Some years ago I was in Mexico on January 6, and was surprised to find they observe Epiphany, the day of the arrival of the Magi, the Wise Men from the East, as the last day of Christmas. I can’t think of any Magi wisdom just off the top of my head, so here is some Northern wisdom from a Canadian, Leonard Cohen, from his Tel Aviv concert right before he gave the Priestly Blessing:

I want to draw our respectful attention once again to the Israeli and Palestinian members of the Bereaved Parents for Peace and those other men and women, some of whom have called naive, foolish, irrelevant, defeatist, but no, no, not at all friends. They have..they have achieved the victory, perhaps the only victory available, the victory of the heart, over its own inclinations for despair, revenge, and hatred.

In trying to find a video with better audio quality, I came across this, apparently also from the Tel Aviv concert, that brought tears to my eyes.

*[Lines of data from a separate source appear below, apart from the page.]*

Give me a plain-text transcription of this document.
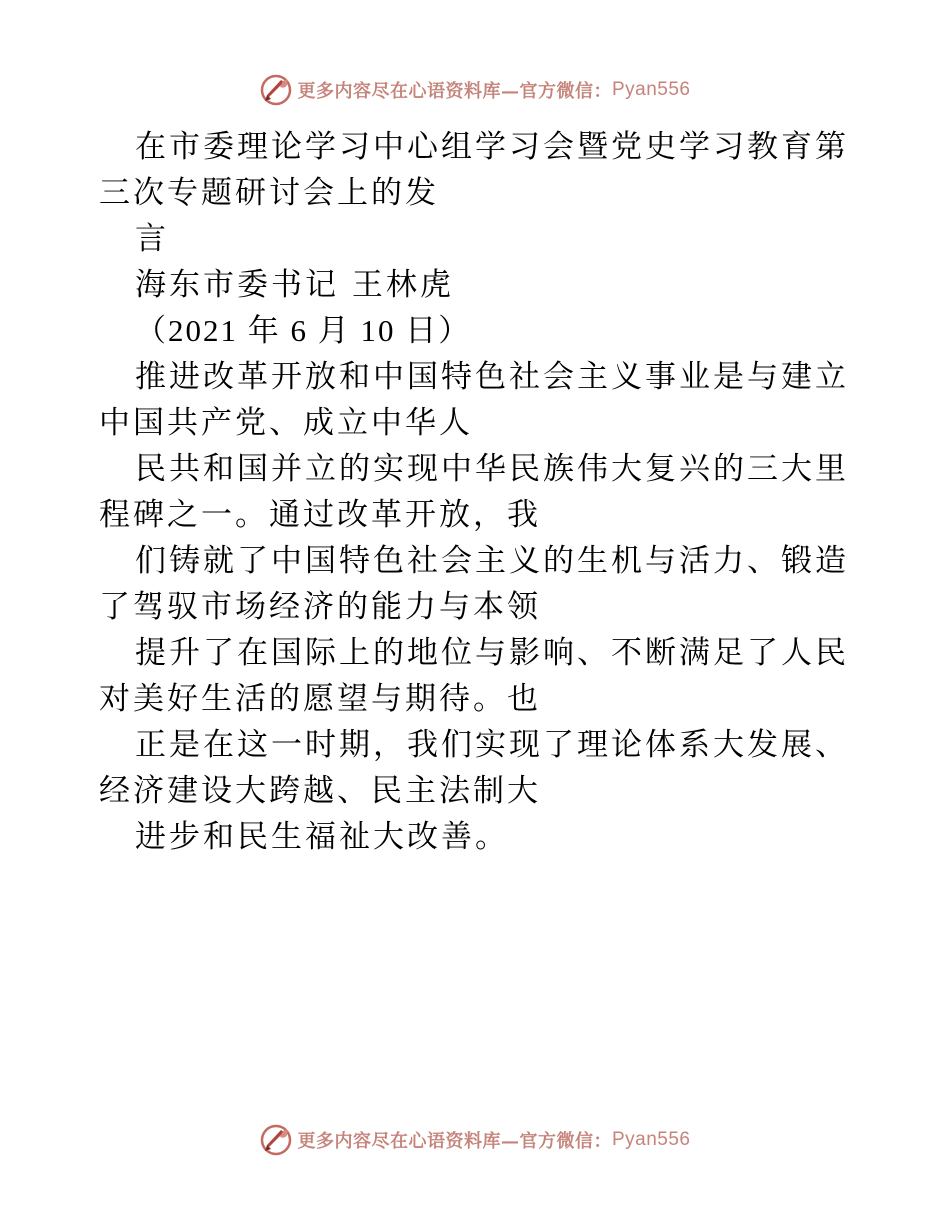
更多内容尽在心语资料库—官方微信： Pyan556
在市委理论学习中心组学习会暨党史学习教育第
三次专题研讨会上的发
言
海东市委书记 王林虎
（2021 年 6 月 10 日）
推进改革开放和中国特色社会主义事业是与建立
中国共产党、成立中华人
民共和国并立的实现中华民族伟大复兴的三大里
程碑之一。通过改革开放，我
们铸就了中国特色社会主义的生机与活力、锻造
了驾驭市场经济的能力与本领
提升了在国际上的地位与影响、不断满足了人民
对美好生活的愿望与期待。也
正是在这一时期，我们实现了理论体系大发展、
经济建设大跨越、民主法制大
进步和民生福祉大改善。
更多内容尽在心语资料库—官方微信： Pyan556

It was a while ago that I first heard of the work of the Bereaved Parents for Peace, that there was this coalition of Palestinian and Israeli families who had lost so much in the conflict, and whose depth of suffering had compelled them to reach across the border into the houses of the enemy, into the houses of those,  to locate them who had suffered as much as they had, and then to stand with them in aching confraternity, a witness to an understanding that is beyond peace, and that is beyond confrontation.  So (prolonged applause)  This is not about forgiving and forgetting, this is not about laying down ones arms  in a time of war, this is not even about peace, although God willing, it could be a beginning. (scattered applause) This is about a response to human grief, a radical, unique, and holy, holy, holy response to human suffering baruch hashem (?)*** (applause) And I, I bow my head in respect to the nobility of this enterprise. (applause) So ring the bells that still can ring (cheers and applause), forget your perfect offering, there is a crack in everything, that’s how the light gets in.

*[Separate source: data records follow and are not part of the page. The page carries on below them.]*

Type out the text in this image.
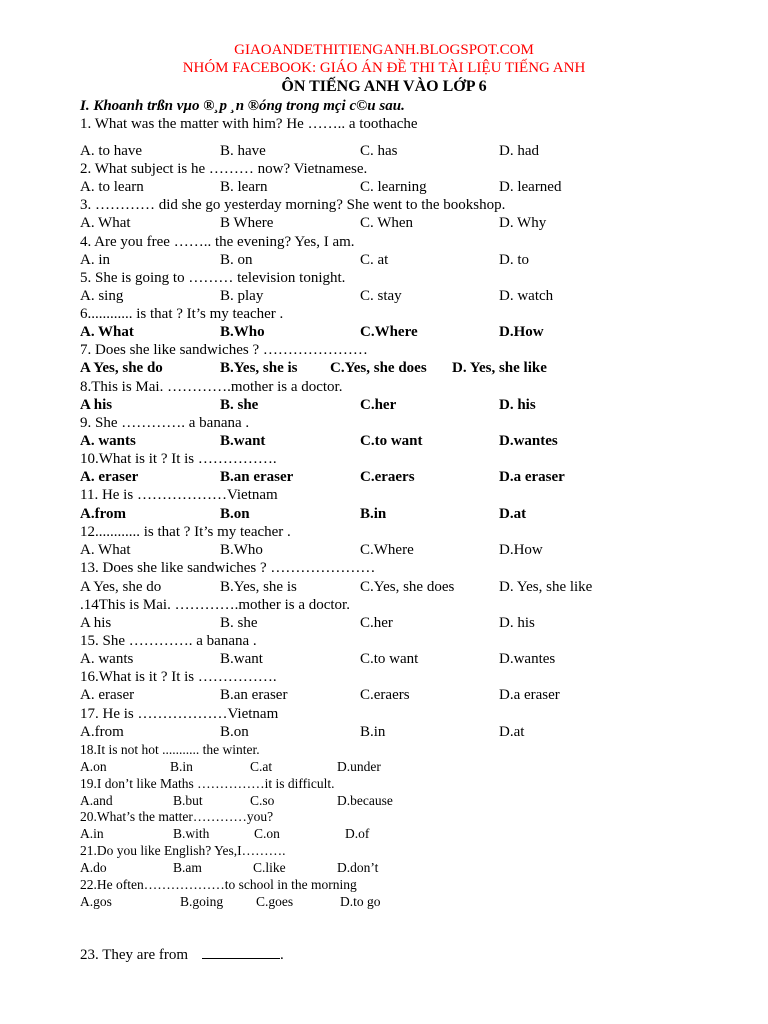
GIAOANDETHITIENGANH.BLOGSPOT.COM
NHÓM FACEBOOK: GIÁO ÁN ĐỀ THI TÀI LIỆU TIẾNG ANH
ÔN TIẾNG ANH VÀO LỚP 6
I. Khoanh trßn vµo ®¸p ¸n ®óng trong mçi c©u sau.
1. What was the matter with him? He …….. a toothache
A. to have	B. have	C. has	D. had
2. What subject is he ……… now? Vietnamese.
A. to learn	B. learn	C. learning	D. learned
3. ………… did she go yesterday morning? She went to the bookshop.
A. What	B Where	C. When	D. Why
4. Are you free …….. the evening? Yes, I am.
A. in	B. on	C. at	D. to
5. She is going to ……… television tonight.
A. sing	B. play	C. stay	D. watch
6............ is that ? It’s my teacher .
A. What	B.Who	C.Where	D.How
7. Does she like sandwiches ? …………………
A Yes, she do	B.Yes, she is C.Yes, she does D. Yes, she like
8.This is Mai. ………….mother is a doctor.
A his	B. she	C.her	D. his
9. She …………. a banana .
A. wants	B.want	C.to want	D.wantes
10.What is it ? It is …………….
A. eraser	B.an eraser	C.eraers	D.a eraser
11. He is ………………Vietnam
A.from	B.on	B.in	D.at
12............ is that ? It’s my teacher .
A. What	B.Who	C.Where	D.How
13. Does she like sandwiches ? …………………
A Yes, she do	B.Yes, she is	C.Yes, she does	D. Yes, she like
.14This is Mai. ………….mother is a doctor.
A his	B. she	C.her	D. his
15. She …………. a banana .
A. wants	B.want	C.to want	D.wantes
16.What is it ? It is …………….
A. eraser	B.an eraser	C.eraers	D.a eraser
17. He is ………………Vietnam
A.from	B.on	B.in	D.at
18.It is not hot ........... the winter.
A.on	B.in	C.at	D.under
19.I don’t like Maths ……………it is difficult.
A.and	B.but	C.so	D.because
20.What’s the matter…………you?
A.in	B.with	C.on	D.of
21.Do you like English? Yes,I……….
A.do	B.am	C.like	D.don’t
22.He often………………to school in the morning
A.gos	B.going C.goes	D.to go
23. They are from	.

When I taught in Jordan I had the experience of having one of my students, a member of the Islamic Brotherhood, shove a photo of a dead baby under my nose. Other Americans had similar experiences.  The Israelis don’t release photos of their own dead, believing they will be used for  celebratory propaganda. But what a way to keep a ruling cabal in power.  Just keep a low level warfare in operation for continued casualties and play on the resulting hatred. Of course, once dead babies have become an effective  tool of war and a commodity, new ways of manufacturing dead babies will have to be found and new wars started…

…unless someone can short-circuit the madness of using the dead as propaganda tools by using them instead as tools of humanization, healing, and reconciliation. That’s how the light gets in, indeed.

*** a commenter at 1heckofaguy.com has identified this as Baruch HaShem, in this situation meaning something like “with the help of God”. In Hebrew the common greeting meaning “what’s new?” is “Mah nishma?” and the formula answer is “Baruch Hashem” ברוך השם — Thank God, or “Blessed be G_D” . Wiktionary says “Baruch Hashem” is “Blessed be the Name (of the Lord)”.